Thanks Rebecca, really appreciate your thoughts. I've had my concerns for a long time about the similarities between our daughters behaviour and undiagnosed BPD. rather than research academic tomes and papers, I collected multiple accounts of the behaviours and symptoms experienced by people who had BPD already, and were understanding the nature of their condition, alongside anecdotal and recorded observations by clinicians. Without the chance to be in her life - for however long that may be - there's nothing I can do. She's been failed and abused by all the people around her in this affirming bubble. I have great difficulty finding any kind of peace with that at all, but I will and do keep trying. And part of that is being able to write about it.

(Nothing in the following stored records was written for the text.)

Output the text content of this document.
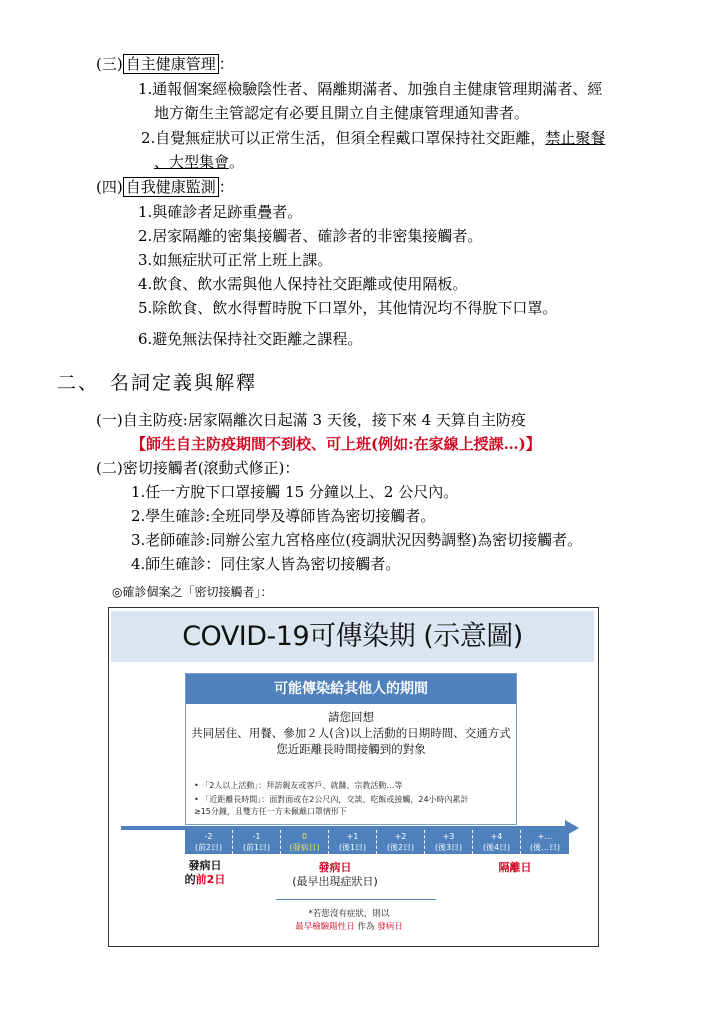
(三) 自主健康管理 ：
1.通報個案經檢驗陰性者、隔離期滿者、加強自主健康管理期滿者、經
地方衛生主管認定有必要且開立自主健康管理通知書者。
2.自覺無症狀可以正常生活，但須全程戴口罩保持社交距離，禁止聚餐
、大型集會。
(四) 自我健康監測 ：
1.與確診者足跡重疊者。
2.居家隔離的密集接觸者、確診者的非密集接觸者。
3.如無症狀可正常上班上課。
4.飲食、飲水需與他人保持社交距離或使用隔板。
5.除飲食、飲水得暫時脫下口罩外，其他情況均不得脫下口罩。
6.避免無法保持社交距離之課程。
二、 名詞定義與解釋
(一)自主防疫:居家隔離次日起滿 3 天後，接下來 4 天算自主防疫
【師生自主防疫期間不到校、可上班(例如:在家線上授課…)】
(二)密切接觸者(滾動式修正)：
1.任一方脫下口罩接觸 15 分鐘以上、2 公尺內。
2.學生確診:全班同學及導師皆為密切接觸者。
3.老師確診:同辦公室九宮格座位(疫調狀況因勢調整)為密切接觸者。
4.師生確診：同住家人皆為密切接觸者。
◎確診個案之「密切接觸者」：
COVID-19可傳染期 (示意圖)
可能傳染給其他人的期間
請您回想
共同居住、用餐、參加２人(含)以上活動的日期時間、交通方式
您近距離長時間接觸到的對象
• 「2人以上活動」：拜訪親友或客戶、就醫、宗教活動…等
• 「近距離長時間」：面對面或在2公尺內，交談、吃飯或接觸，24小時內累計
≥15分鐘，且雙方任一方未佩戴口罩情形下
-2
(前2日)
-1
(前1日)
0
(發病日)
+1
(後1日)
+2
(後2日)
+3
(後3日)
+4
(後4日)
+…
(後…日)
發病日
的前2日
發病日
(最早出現症狀日)
隔離日
*若您沒有症狀，則以
最早檢驗陽性日 作為 發病日
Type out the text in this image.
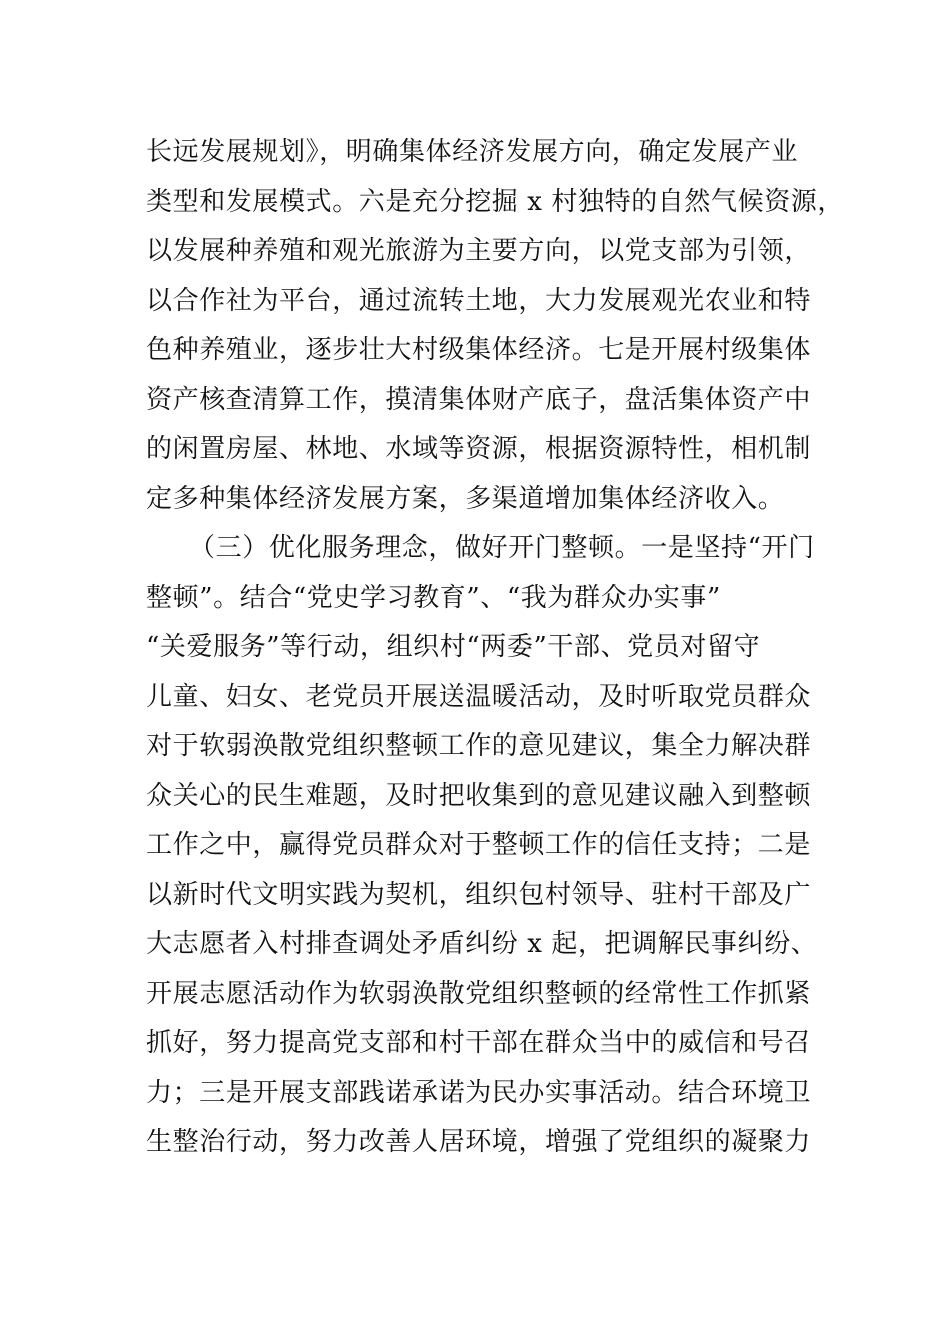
长远发展规划》，明确集体经济发展方向，确定发展产业
类型和发展模式。六是充分挖掘 x 村独特的自然气候资源，
以发展种养殖和观光旅游为主要方向，以党支部为引领，
以合作社为平台，通过流转土地，大力发展观光农业和特
色种养殖业，逐步壮大村级集体经济。七是开展村级集体
资产核查清算工作，摸清集体财产底子，盘活集体资产中
的闲置房屋、林地、水域等资源，根据资源特性，相机制
定多种集体经济发展方案，多渠道增加集体经济收入。
（三）优化服务理念，做好开门整顿。一是坚持“开门
整顿”。结合“党史学习教育”、“我为群众办实事”
“关爱服务”等行动，组织村“两委”干部、党员对留守
儿童、妇女、老党员开展送温暖活动，及时听取党员群众
对于软弱涣散党组织整顿工作的意见建议，集全力解决群
众关心的民生难题，及时把收集到的意见建议融入到整顿
工作之中，赢得党员群众对于整顿工作的信任支持；二是
以新时代文明实践为契机，组织包村领导、驻村干部及广
大志愿者入村排查调处矛盾纠纷 x 起，把调解民事纠纷、
开展志愿活动作为软弱涣散党组织整顿的经常性工作抓紧
抓好，努力提高党支部和村干部在群众当中的威信和号召
力；三是开展支部践诺承诺为民办实事活动。结合环境卫
生整治行动，努力改善人居环境，增强了党组织的凝聚力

Thanks for dropping by
I get it, Denton--finding peace in the middle of this situation is hard-won, often fleeting, and always tenuous. It's so hard. It's painful--I do research and speaking on BPD and other personality disorders in young people, so it is especially hard for me to see my own kid with these patterns. If you ever want to talk about the BPD stuff, I am happy to talk. I'll even be in the UK this fall (for some reason, I think that is where you are based).